During a campaign stop in Wisconsin, Democratic presidential candidate John Kerry once again accused President Bush of not telling the truth about Iraq.

"He actually said in an interview that I think is coming out this week, but it was quoted yesterday, that if he had to do it all over again, he [Bush] would go land on that aircraft carrier in that same flight suit and say, 'mission accomplished,'" said Mr. Kerry. "The mission was not accomplished when he said it. He did not know it and did not understand it. It is not accomplished today and he is still trying to hide from the American people what needs to be done in order to be successful in Iraq."

There was more criticism of the president's Iraq policy from another prominent Democrat in Washington.

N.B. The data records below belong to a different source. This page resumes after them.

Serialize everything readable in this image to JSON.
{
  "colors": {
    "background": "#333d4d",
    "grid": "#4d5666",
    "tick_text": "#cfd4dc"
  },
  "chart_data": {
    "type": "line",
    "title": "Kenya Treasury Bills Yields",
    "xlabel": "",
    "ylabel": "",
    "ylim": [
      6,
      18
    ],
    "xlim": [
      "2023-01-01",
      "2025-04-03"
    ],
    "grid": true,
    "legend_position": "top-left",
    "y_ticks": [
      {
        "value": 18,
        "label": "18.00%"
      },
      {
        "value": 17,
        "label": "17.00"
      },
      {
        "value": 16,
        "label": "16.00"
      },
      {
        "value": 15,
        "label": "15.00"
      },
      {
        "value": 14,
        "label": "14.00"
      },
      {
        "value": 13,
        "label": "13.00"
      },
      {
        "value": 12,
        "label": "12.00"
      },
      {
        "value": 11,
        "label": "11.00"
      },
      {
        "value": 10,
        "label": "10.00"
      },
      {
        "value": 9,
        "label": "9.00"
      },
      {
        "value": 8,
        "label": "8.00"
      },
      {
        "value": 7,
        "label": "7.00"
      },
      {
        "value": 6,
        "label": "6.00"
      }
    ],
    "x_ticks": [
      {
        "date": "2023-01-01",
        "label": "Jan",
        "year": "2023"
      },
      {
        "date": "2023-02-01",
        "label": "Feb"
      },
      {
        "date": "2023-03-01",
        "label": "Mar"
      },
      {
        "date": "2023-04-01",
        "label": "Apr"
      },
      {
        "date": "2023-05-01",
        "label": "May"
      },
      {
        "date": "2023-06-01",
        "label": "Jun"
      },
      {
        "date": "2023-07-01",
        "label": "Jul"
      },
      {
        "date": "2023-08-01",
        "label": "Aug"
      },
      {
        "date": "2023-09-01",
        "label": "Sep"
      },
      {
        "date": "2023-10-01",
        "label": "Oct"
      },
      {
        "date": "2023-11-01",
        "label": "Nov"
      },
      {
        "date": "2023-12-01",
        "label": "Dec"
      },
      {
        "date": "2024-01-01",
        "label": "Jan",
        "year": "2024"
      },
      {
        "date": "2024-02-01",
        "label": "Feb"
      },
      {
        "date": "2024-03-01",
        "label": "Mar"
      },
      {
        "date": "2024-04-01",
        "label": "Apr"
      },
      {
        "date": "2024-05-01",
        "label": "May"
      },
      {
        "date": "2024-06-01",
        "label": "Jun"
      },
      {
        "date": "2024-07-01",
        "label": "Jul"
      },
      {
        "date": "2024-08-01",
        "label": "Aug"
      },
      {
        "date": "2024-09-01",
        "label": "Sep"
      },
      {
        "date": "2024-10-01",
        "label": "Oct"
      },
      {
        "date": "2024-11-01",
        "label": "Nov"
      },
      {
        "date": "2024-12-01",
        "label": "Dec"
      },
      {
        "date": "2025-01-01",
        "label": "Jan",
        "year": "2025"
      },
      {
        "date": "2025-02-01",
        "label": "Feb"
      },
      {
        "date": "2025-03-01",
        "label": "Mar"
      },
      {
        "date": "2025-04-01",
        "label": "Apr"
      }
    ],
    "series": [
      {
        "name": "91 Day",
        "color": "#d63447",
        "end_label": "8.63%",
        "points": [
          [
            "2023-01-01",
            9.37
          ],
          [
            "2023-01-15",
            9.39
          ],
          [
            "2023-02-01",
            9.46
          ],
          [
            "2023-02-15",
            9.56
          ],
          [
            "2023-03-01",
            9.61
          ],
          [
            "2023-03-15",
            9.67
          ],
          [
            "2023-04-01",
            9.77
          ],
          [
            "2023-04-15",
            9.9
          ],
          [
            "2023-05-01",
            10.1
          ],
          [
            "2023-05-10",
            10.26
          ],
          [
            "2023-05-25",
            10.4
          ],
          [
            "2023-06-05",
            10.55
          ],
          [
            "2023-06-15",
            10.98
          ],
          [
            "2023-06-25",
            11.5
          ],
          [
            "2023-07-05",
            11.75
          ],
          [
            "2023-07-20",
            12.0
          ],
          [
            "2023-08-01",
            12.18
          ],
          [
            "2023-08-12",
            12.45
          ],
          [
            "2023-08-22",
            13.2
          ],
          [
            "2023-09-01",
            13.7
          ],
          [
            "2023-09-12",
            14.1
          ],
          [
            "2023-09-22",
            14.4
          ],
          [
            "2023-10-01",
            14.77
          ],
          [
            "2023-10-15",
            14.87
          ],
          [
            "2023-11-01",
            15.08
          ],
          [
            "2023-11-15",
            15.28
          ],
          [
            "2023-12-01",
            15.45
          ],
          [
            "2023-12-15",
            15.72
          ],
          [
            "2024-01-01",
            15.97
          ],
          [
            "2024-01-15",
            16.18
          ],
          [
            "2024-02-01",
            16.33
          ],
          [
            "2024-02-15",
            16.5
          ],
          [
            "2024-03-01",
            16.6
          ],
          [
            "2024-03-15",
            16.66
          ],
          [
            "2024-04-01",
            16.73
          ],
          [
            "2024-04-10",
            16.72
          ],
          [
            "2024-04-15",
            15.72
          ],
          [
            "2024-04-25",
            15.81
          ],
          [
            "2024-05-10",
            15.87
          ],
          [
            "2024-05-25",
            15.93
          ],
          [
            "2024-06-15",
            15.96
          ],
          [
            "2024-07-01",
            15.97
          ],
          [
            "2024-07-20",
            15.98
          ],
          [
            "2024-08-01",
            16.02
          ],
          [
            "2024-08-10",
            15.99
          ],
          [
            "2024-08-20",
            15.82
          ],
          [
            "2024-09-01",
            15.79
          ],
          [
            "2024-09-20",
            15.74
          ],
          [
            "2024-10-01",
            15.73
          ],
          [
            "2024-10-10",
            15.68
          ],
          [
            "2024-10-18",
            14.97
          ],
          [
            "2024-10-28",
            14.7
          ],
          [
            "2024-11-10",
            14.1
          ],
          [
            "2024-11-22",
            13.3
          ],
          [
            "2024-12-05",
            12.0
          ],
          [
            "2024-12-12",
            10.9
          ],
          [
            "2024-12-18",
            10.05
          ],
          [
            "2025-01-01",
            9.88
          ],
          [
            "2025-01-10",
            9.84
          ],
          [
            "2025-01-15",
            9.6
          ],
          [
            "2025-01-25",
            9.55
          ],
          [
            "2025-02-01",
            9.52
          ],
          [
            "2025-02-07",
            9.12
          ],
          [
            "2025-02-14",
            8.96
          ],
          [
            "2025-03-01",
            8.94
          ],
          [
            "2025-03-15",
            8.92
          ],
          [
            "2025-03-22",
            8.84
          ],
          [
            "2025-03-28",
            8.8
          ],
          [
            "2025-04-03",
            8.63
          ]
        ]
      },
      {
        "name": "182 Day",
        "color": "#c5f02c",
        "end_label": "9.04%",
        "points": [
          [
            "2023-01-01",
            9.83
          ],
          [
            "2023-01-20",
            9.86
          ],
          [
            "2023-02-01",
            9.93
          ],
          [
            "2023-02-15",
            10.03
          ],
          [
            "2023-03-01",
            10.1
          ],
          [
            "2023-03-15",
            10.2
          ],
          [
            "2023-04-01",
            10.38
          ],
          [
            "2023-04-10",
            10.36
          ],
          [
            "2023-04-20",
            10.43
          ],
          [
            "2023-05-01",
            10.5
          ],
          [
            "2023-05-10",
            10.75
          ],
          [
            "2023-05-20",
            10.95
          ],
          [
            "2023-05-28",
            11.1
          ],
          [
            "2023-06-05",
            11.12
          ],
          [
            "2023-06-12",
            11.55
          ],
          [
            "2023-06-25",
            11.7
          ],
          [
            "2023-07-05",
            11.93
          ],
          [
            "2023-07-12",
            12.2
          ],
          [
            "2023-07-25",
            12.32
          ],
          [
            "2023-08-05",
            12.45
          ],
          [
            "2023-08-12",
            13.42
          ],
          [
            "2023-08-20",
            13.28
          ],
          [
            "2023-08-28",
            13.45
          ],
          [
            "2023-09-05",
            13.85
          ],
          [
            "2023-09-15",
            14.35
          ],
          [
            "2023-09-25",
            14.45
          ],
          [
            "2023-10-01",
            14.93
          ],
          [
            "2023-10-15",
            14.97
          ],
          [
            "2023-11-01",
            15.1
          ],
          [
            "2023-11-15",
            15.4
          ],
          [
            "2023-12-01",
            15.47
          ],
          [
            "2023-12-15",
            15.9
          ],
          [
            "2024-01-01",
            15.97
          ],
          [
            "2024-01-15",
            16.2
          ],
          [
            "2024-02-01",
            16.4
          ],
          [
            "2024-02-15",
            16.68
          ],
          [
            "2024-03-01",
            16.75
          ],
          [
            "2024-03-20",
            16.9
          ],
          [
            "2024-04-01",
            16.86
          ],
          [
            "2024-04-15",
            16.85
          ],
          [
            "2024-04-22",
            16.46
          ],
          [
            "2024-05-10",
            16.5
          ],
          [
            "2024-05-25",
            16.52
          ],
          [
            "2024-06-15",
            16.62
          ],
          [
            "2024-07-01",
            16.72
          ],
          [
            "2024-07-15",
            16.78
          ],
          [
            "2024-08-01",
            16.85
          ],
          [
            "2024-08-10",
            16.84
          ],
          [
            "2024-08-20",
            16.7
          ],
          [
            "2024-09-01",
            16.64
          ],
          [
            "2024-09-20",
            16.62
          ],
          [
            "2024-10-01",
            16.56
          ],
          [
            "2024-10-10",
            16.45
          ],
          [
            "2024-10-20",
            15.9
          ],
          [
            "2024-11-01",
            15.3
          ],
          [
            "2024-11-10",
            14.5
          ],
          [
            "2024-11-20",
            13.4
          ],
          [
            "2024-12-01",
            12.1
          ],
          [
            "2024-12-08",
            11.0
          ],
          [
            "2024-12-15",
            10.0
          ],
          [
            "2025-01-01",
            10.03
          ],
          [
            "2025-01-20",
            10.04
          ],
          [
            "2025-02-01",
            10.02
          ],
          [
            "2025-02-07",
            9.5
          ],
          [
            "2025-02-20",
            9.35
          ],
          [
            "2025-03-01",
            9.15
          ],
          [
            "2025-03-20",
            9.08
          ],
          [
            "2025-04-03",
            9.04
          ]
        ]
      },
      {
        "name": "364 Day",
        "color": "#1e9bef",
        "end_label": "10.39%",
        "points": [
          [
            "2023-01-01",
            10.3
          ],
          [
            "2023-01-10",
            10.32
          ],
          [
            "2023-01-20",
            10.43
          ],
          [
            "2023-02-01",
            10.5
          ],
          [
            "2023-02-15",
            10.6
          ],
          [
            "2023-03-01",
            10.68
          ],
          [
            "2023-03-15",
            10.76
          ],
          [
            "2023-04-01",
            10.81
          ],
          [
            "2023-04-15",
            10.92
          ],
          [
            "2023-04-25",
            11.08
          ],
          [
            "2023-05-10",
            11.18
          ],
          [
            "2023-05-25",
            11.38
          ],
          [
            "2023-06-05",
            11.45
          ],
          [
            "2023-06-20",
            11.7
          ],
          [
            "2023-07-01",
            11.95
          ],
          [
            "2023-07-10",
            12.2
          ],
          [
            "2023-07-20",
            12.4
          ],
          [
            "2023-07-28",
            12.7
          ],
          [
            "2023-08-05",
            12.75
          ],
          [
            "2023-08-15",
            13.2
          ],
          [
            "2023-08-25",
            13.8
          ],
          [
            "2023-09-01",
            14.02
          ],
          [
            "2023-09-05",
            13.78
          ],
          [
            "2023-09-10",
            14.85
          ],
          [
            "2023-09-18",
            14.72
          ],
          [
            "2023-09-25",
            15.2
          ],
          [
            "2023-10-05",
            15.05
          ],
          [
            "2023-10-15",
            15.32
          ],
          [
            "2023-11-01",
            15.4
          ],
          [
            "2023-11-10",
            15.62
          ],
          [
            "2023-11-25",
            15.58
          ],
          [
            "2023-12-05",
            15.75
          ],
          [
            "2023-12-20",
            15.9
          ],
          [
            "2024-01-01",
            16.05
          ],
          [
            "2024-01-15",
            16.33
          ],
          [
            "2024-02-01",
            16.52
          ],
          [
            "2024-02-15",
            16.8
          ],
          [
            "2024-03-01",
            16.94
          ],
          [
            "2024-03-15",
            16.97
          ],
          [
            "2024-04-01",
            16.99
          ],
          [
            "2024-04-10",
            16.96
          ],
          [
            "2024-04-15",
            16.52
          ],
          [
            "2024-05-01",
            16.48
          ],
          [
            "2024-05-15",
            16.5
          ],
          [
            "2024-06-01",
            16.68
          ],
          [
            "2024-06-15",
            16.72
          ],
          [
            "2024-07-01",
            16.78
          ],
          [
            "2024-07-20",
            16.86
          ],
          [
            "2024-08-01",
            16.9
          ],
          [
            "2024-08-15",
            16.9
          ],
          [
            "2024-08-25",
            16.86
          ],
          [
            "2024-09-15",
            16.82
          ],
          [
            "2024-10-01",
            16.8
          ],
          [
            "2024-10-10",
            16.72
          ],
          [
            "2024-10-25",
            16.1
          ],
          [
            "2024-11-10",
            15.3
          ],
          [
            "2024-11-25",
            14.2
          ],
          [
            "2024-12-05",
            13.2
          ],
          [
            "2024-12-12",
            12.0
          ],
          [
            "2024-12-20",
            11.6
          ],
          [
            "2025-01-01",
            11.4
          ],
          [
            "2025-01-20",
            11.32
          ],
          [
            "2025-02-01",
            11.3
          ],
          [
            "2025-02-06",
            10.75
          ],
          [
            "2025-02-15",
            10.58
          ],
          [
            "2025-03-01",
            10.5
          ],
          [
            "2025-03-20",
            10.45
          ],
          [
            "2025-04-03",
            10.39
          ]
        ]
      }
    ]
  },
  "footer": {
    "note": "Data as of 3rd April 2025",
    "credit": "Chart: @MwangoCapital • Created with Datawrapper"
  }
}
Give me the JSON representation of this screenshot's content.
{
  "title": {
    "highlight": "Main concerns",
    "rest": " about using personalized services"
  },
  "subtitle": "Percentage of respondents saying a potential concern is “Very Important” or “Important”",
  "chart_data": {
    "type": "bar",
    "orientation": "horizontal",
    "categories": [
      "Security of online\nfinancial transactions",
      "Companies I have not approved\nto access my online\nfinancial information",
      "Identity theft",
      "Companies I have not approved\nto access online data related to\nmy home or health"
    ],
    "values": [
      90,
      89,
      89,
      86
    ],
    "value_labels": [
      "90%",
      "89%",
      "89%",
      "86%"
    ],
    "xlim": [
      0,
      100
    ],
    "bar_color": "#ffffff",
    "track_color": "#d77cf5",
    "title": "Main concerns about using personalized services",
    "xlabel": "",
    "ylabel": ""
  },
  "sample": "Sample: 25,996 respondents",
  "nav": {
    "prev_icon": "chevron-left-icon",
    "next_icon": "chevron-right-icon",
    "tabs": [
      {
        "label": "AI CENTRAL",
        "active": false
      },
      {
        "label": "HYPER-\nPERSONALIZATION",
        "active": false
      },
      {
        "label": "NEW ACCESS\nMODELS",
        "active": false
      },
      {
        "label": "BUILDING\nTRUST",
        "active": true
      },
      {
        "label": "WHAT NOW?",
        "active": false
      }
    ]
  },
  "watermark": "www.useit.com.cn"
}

Senator Edward Kennedy told an audience at George Washington University that the administration's decision to go into Iraq was a major distraction from the overall war on terrorism that has left the United States more vulnerable to terrorist attacks, including the use of nuclear weapons.

"The greatest danger we face in the days, weeks and months ahead is a nuclear 9/11 that we hope and pray it is not already too late to prevent," said Mr. Kennedy. "The war in Iraq has made the mushroom cloud more likely, not less likely and it never should have happened."

President Bush was also out campaigning on Monday, looking for votes in the important swing state of Ohio.

Mr. Bush defended his policies on Iraq and said it was vital that the United States continue to support the building of a democratic Iraq.

"We will stay with the Iraqi people because it is in our interest," said Mr. Bush. "We will stay with the Iraq people because they long for freedom, they desire to be free."

Noting that the first presidential debate will be held on Thursday in Florida, the president also took aim at what he said are Senator Kerry's changing views on Iraq.

"He voted for the use of force in Iraq and then did not vote to fund the troops," said Mr. Bush. "He complained that we are not spending enough money to help in the reconstruction of Iraq and now he is saying we are spending too much. He said it was the right decision to go into Iraq. Now he calls it the wrong war. He probably could spend 90 minutes debating himself."

Both candidates are cutting back on their campaign schedules this week to prepare for the series of three debates, which many experts predict could be a turning point in the election.